Thanks for the replies.. yes.. car was off. I had just got it in the garage and poped the hood when I noticed it making the noise. I thought I should be a little concerned. I have never had any kind of electrical issues with any of the cars I've had.. so this is all new. The battery is less than a year old.. but there are wires dangling everywhere and I probably do need to just get a new harness and start over. There is no radio, the only things needing power are the engine and the lights.
Sounds to me like you should be totally changing over ALL your wiring. Sounds to me like a ragtag mess of wires. Do the job right and gets yourself a kit and re-wire it.

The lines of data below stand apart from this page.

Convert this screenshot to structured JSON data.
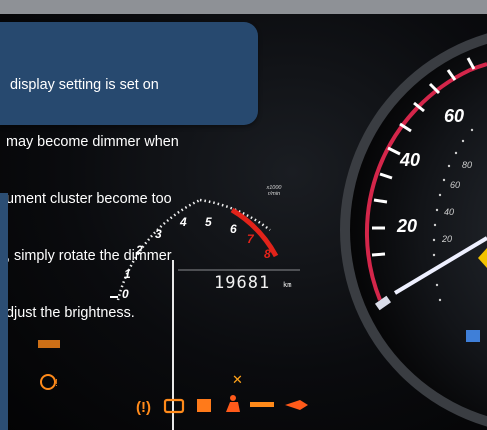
{
  "callout": {
    "text_lines": [
      " display setting is set on",
      "may become dimmer when",
      "ument cluster become too",
      ", simply rotate the dimmer",
      "djust the brightness."
    ]
  },
  "tachometer": {
    "labels": [
      "0",
      "1",
      "2",
      "3",
      "4",
      "5",
      "6",
      "7",
      "8"
    ],
    "unit_top": "x1000",
    "unit_bottom": "r/min",
    "redline_color": "#e2231a"
  },
  "odometer": {
    "reading": "19681",
    "unit": "km"
  },
  "speedometer": {
    "outer_labels": [
      "20",
      "40",
      "60"
    ],
    "inner_labels": [
      "20",
      "40",
      "60",
      "80"
    ],
    "ring_color": "#d4264a",
    "needle_color": "#e8e8ff"
  },
  "warning_lights": [
    {
      "icon": "tpms-icon",
      "color": "#ff8a1a"
    },
    {
      "icon": "check-engine-icon",
      "color": "#ff8a1a"
    },
    {
      "icon": "abs-icon",
      "color": "#ff8a1a"
    },
    {
      "icon": "seatbelt-icon",
      "color": "#ff5a1a"
    },
    {
      "icon": "key-icon",
      "color": "#ff8a1a"
    },
    {
      "icon": "oil-pressure-icon",
      "color": "#ff5a1a"
    },
    {
      "icon": "traction-icon",
      "color": "#ffa21a"
    },
    {
      "icon": "parking-brake-icon",
      "color": "#ff8a1a"
    }
  ]
}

14.5 volts is a healthy normal reading. But, at idle that may not be accurate. Bring the rpms up and see where it goes. I don't like to see much past 15, even that is a little high. If your battery is boiling at 14.5(running) then you may have a shorted cell in the battery. In which case it would read around 11.5(not running) after a little cool down. Check all your grounds. Is it internal regulated? Probably a one wire Delco. To find the drain; dissconnect the -batt. terminal. Put a 12v test light in, hook one end to the negative battery post and one to the cable. A drain will light it up. Start by disconection fuses one by one. If there was a drain on any particular circuit then the light would go out. Next I usually disconnect the hot lead off the alternator. Those internal regulators can go bad and stay fielded, still charge ok but drain the battery.If you still haven't found the drain just start unhooking any other posative connectors or leads. When the light goes out you have found it. I leave each circuit unhooked as I go, then connect them back one by one in the same order I disconnected them. That way if there was 2 drains you will find it. If there is more than 2 it takes a lot more fiddling, leave them all disconnected after the light has went out and connect then disconnect each circuit. My best guess is the internal regulator is fielded but I wouldn't just throw an alternator at it without testing it.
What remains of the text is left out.